Emeritus Professor Gisela Kaplan
Professor Gisela Kaplan has served the University of New England in a range of roles from 1996 until retirement in 2009, including from 2007 as Professor of Animal Behaviour in the School of Science of Technology, where she currently holds the title of Adjunct Professor.
Prof Kaplan’s international reputation as an expert in contrasting academic disciplines has been celebrated in multiple ways, by the bestowal on her of prestigious awards by professional bodies. These include the international primatological community where she served on the international scientific committee and is now a life member; and the international ornithological community, where she has served as the only Australian on the Executive of the International Ornithological Union. The latter body recognised Prof Kaplan as an authority on bird behaviour and one of the foremost ornithologists in the world. In addition, Prof Kaplan was elected to the honours list of the 100 most eminent international scholars in ornithology worldwide, by the American Ornithology Union. She is an award-winning author and has been distinguished by a Federation Award for her community work, and by the Publishers’ Association of Australia for her outstanding published work. More recently, she received the prestigious Whitley Book Award for outstanding publications relating to the fauna of the Australasian region, presented by the Royal Zoological Society of New South Wales, for her monograph entitled Bird Minds. She has championed the idea of ‘science for the people’ and helped bring into focus animal behaviour and interest in native species – all in the name of the University of New England. She has a high public profile and is a well-known and highly respected public intellectual.

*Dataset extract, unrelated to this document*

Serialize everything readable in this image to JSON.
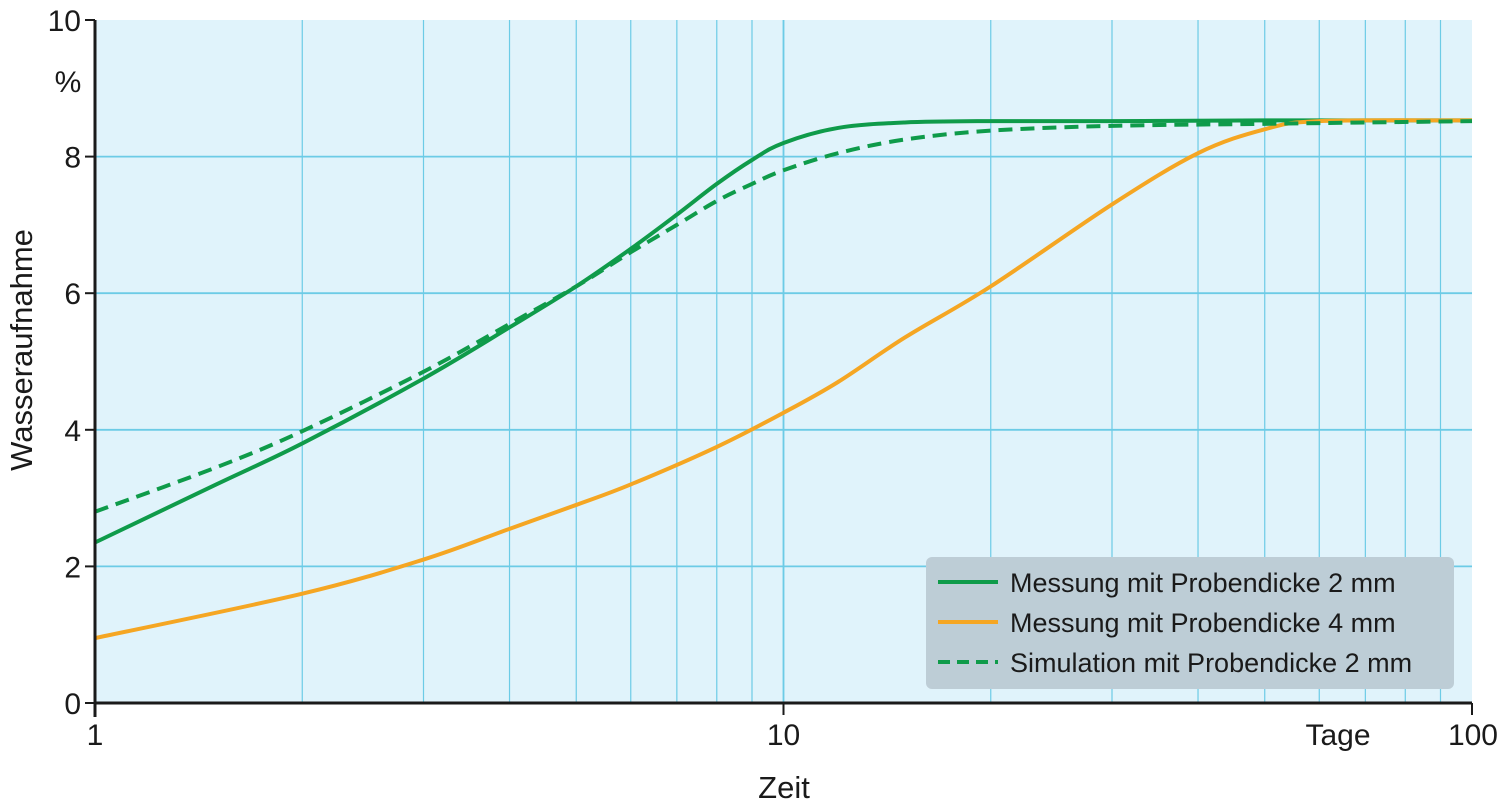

Prof Kaplan’s publication record is truly remarkable. During her twenty year association with the University of New England, she has produced no fewer than eighteen highly successful academic books based on intensive research that breaks new ground, and written chapters in more than forty others. These are supplemented by highly regarded research papers. Together with articles for public consumption, she has produced some 250 papers. Her study The Australian Magpie, reprinted many times, is a remarkable scientific achievement, inspiring Australians from all walks of life. Her recent publication, Bird Minds. Cognition and behaviour of Australian native birds, has been praised in the most prestigious international journals, including Animal Behaviour. It is a landmark publication covering approximately 500 Australian land-birds, and proposes novel theoretical insight.
Prof Kaplan has also provided highly valuable service contributions to both the University of New England and the wider public. For many years she reliably offered her services to University of New England events such as Enrichment Day, volunteering annually (2001-2006) and providing a segment of a program for gifted primary school children on Sundays. For ten years she participated in the Siemens Science Day (1998-2008), held in January for high-school students. It was Prof Kaplan who usually gave the first presentation to open the day. She was also a regular volunteer on Open Day at the University of New England. She has earned the respect of local communities, never refusing the copious invitations to speak about native animals, conservation and scientific research at community events and in primary and high schools. On the Northern Tablelands she has been a regular, and often repeat, invited speaker to local organisations and clubs. She has also been an invited speaker at the Academy of Science, and part of special Canberra Academy of Science events, bringing international scholars together. Prof Kaplan collaborates with the New South Wales Council of Conservation on special programs designed to foster positive attitudes to wildlife in school children. She is a regular public broadcaster and a prolific journalist in a range of newspapers and magazines (such as Nature Australia, GEO, Endangered Species, The Australian and others – producing articles all designed to educate the public. She has conducted some 250 interviews a year for the leading media in Australia, and for the BBC and CNN on matters pertaining to her expertise. This included Skype link-ups with the BBC London and CNN news.
In her retirement, Prof Kaplan continues to inspire the academic communities in her fields of expertise, and to enhance the University of New England’s reputation. Her research continues apace, and since the publication of Bird minds she has signed a contract for a follow-up publication. She has so well crossed the threshold to a public persona that this trend is likely to continue. In 2016 alone, Prof Kaplan was involved in approximately 300 national and international interviews.
The University congratulates and applauds Prof Kaplan, recognising her outstanding scholarship and impressive contributions to the disciplines she serves, and to the University of New England, by conferring upon her the title of Emeritus Professor.